Internettoegang verhoogt het BBP
Maar het gaat om veel meer dan toegang tot Zoom of Netflix. Als je in een opkomende economie op het platteland woont, zijn financiële diensten misschien helemaal niet toegankelijk. Geen internettoegang beperkt ook drastische de mogelijkheden om onderwijs te volgen en te voorzien in de behoeften van de gezondheidszorg. Volgens onderzoek van het World Economic Forum kan een land 1,2 procentpunten aan het bbp per hoofd van de bevolking toevoegen bij elke 10 procentpunten extra internetpenetratie. Via breedband kan het bbp per hoofd van de bevolking met bijna 1,4% stijgen.
Er is geen eenvoudige oplossing. Het aansluiten van opkomende economieën op het internet brengt grote uitdagingen met zich mee. Maar Schroders ziet enorme mogelijkheden voor landen die bereid zijn de obstakels te overwinnen.
Waarom wordt de digitale infrastructuur dan niet uitgebouwd?

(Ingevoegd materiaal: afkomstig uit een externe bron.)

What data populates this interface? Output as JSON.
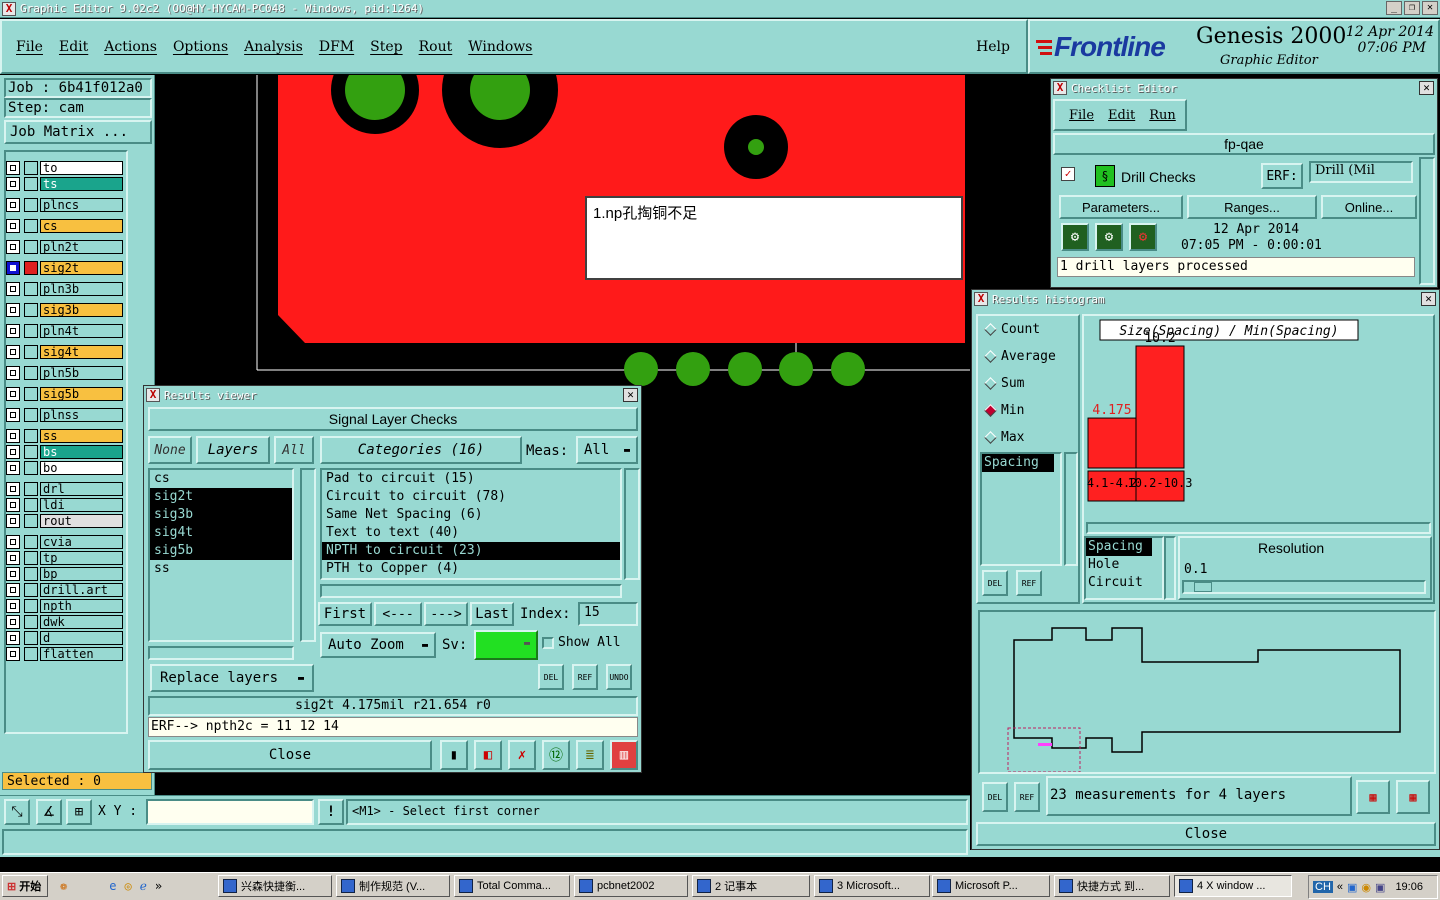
{
  "window": {
    "title": "Graphic Editor 9.02c2  (OO@HY-HYCAM-PC048 - Windows, pid:1264)"
  },
  "menubar": {
    "items": [
      "File",
      "Edit",
      "Actions",
      "Options",
      "Analysis",
      "DFM",
      "Step",
      "Rout",
      "Windows"
    ],
    "help": "Help"
  },
  "brand": {
    "logo": "Frontline",
    "product": "Genesis 2000",
    "subtitle": "Graphic Editor",
    "date": "12 Apr 2014",
    "time": "07:06 PM"
  },
  "job": {
    "job_label": "Job  :  6b41f012a0",
    "step_label": "Step:  cam",
    "matrix_button": "Job Matrix ..."
  },
  "layers": [
    {
      "name": "to",
      "color": "#ffffff",
      "active": false
    },
    {
      "name": "ts",
      "color": "#1aa48c",
      "active": false
    },
    {
      "name": "plncs",
      "color": "#98d9d2",
      "active": false
    },
    {
      "name": "cs",
      "color": "#f8c040",
      "active": false
    },
    {
      "name": "pln2t",
      "color": "#98d9d2",
      "active": false
    },
    {
      "name": "sig2t",
      "color": "#f8c040",
      "active": true
    },
    {
      "name": "pln3b",
      "color": "#98d9d2",
      "active": false
    },
    {
      "name": "sig3b",
      "color": "#f8c040",
      "active": false
    },
    {
      "name": "pln4t",
      "color": "#98d9d2",
      "active": false
    },
    {
      "name": "sig4t",
      "color": "#f8c040",
      "active": false
    },
    {
      "name": "pln5b",
      "color": "#98d9d2",
      "active": false
    },
    {
      "name": "sig5b",
      "color": "#f8c040",
      "active": false
    },
    {
      "name": "plnss",
      "color": "#98d9d2",
      "active": false
    },
    {
      "name": "ss",
      "color": "#f8c040",
      "active": false
    },
    {
      "name": "bs",
      "color": "#1aa48c",
      "active": false
    },
    {
      "name": "bo",
      "color": "#ffffff",
      "active": false
    },
    {
      "name": "drl",
      "color": "#98d9d2",
      "active": false
    },
    {
      "name": "ldi",
      "color": "#98d9d2",
      "active": false
    },
    {
      "name": "rout",
      "color": "#e0e0e0",
      "active": false
    },
    {
      "name": "cvia",
      "color": "#98d9d2",
      "active": false
    },
    {
      "name": "tp",
      "color": "#98d9d2",
      "active": false
    },
    {
      "name": "bp",
      "color": "#98d9d2",
      "active": false
    },
    {
      "name": "drill.art",
      "color": "#98d9d2",
      "active": false
    },
    {
      "name": "npth",
      "color": "#98d9d2",
      "active": false
    },
    {
      "name": "dwk",
      "color": "#98d9d2",
      "active": false
    },
    {
      "name": "d",
      "color": "#98d9d2",
      "active": false
    },
    {
      "name": "flatten",
      "color": "#98d9d2",
      "active": false
    }
  ],
  "selected": {
    "label": "Selected : 0"
  },
  "annotation": {
    "text": "1.np孔掏铜不足"
  },
  "status": {
    "xy_label": "X Y :",
    "message": "<M1> - Select first corner",
    "xy_value": ""
  },
  "results_viewer": {
    "title": "Results viewer",
    "heading": "Signal Layer Checks",
    "none": "None",
    "layers": "Layers",
    "all": "All",
    "categories": "Categories (16)",
    "meas_label": "Meas:",
    "meas_value": "All",
    "layer_list": [
      "cs",
      "sig2t",
      "sig3b",
      "sig4t",
      "sig5b",
      "ss"
    ],
    "category_list": [
      "Pad to circuit (15)",
      "Circuit to circuit (78)",
      "Same Net Spacing (6)",
      "Text to text (40)",
      "NPTH to circuit (23)",
      "PTH to Copper (4)"
    ],
    "first": "First",
    "prev": "<---",
    "next": "--->",
    "last": "Last",
    "index_label": "Index:",
    "index_value": "15",
    "autozoom": "Auto Zoom",
    "sv_label": "Sv:",
    "show_all": "Show All",
    "replace": "Replace layers",
    "info": "sig2t 4.175mil   r21.654   r0",
    "erf": "ERF--> npth2c = 11 12 14",
    "close": "Close"
  },
  "checklist": {
    "title": "Checklist Editor",
    "menu": [
      "File",
      "Edit",
      "Run"
    ],
    "name": "fp-qae",
    "check": "Drill Checks",
    "erf_label": "ERF:",
    "erf_value": "Drill (Mil",
    "buttons": [
      "Parameters...",
      "Ranges...",
      "Online..."
    ],
    "date": "12 Apr 2014",
    "time": "07:05 PM - 0:00:01",
    "log": "1 drill layers processed"
  },
  "histogram": {
    "title": "Results histogram",
    "options": [
      "Count",
      "Average",
      "Sum",
      "Min",
      "Max"
    ],
    "selected_option": "Min",
    "list": [
      "Spacing"
    ],
    "chart_title": "Size(Spacing) / Min(Spacing)",
    "bars": [
      {
        "value": 4.175,
        "label": "4.175",
        "range": "4.1-4.2"
      },
      {
        "value": 10.2,
        "label": "10.2",
        "range": "10.2-10.3"
      }
    ],
    "types": [
      "Spacing",
      "Hole",
      "Circuit"
    ],
    "resolution_label": "Resolution",
    "resolution_value": "0.1",
    "summary": "23 measurements for 4 layers",
    "close": "Close"
  },
  "taskbar": {
    "start": "开始",
    "tasks": [
      "兴森快捷衡...",
      "制作规范 (V...",
      "Total Comma...",
      "pcbnet2002",
      "2 记事本",
      "3 Microsoft...",
      "Microsoft P...",
      "快捷方式 到...",
      "4 X window ..."
    ],
    "clock": "19:06"
  }
}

Er is een kip en ei probleem met het uitrollen van digitale infrastructuur in opkomende markten. Het ontbreekt aan ‘last mile’ infrastructuur en er is ook een schaarste aan internet exchanges en datacenters, wat zorgt voor tragere, duurdere internettoegang.
Internet exchange points (IXP's) zijn datacentra op gunstig gelegen locaties, die verschillende netwerkexploitanten in staat stellen met elkaar te communiceren. Ze verminderen de fysieke afstand die het internetverkeer moet afleggen, waardoor de snelheid toeneemt en de kosten voor de internetproviders dalen. Dit verlaagt op zijn beurt de kosten voor de klanten. 90% van de hoge-inkomenslanden heeft ten minste één IXP, tegenover 69% van de lage-inkomenslanden. Bovendien heeft 53% van de hoge-inkomenslanden connectiviteit tussen datacentra en de cloud, terwijl geen enkel lage-inkomensland de mogelijkheid heeft om data-opslag op deze manier te decentraliseren.
Het probleem is dat voor opkomende markten de kosten van slimme apparaten en datapakketten nog steeds extreem hoog zijn. Een smartphone kan in arme landen 80% van het gemiddelde maandinkomen kosten, tegenover slechts 13% in landen met een hoog inkomen. Daardoor is er weinig animo bij mobiele netwerkdatabedrijven om zich in die landen te installeren, noch voor zendmastbedrijven om activa te bezitten waar momenteel weinig vraag naar is of die weinig worden gebruikt. Het gebrek aan (betrouwbare) elektriciteit kan de operationele complexiteit vergroten en de kosten verder opdrijven.
Kostenverlaging van dataverbindingen
De oplossingen bestaan. Maar daarvoor moeten investeerders kapitaal verstrekken om infrastructuur aan te leggen die de kloof kan overbruggen, de toegang kan verbeteren en de kosten kan verlagen. Meer lokale datacentra kunnen de verbindingssnelheden verbeteren en de kosten verlagen. Dankzij pay-as-you-go bedrijfsmodellen kunnen smartphones gemakkelijker worden aangeschaft. Er zijn ook relatief eenvoudige manieren om toegang te verlenen via goedkope zendmast-oplossingen in plattelandsgebieden.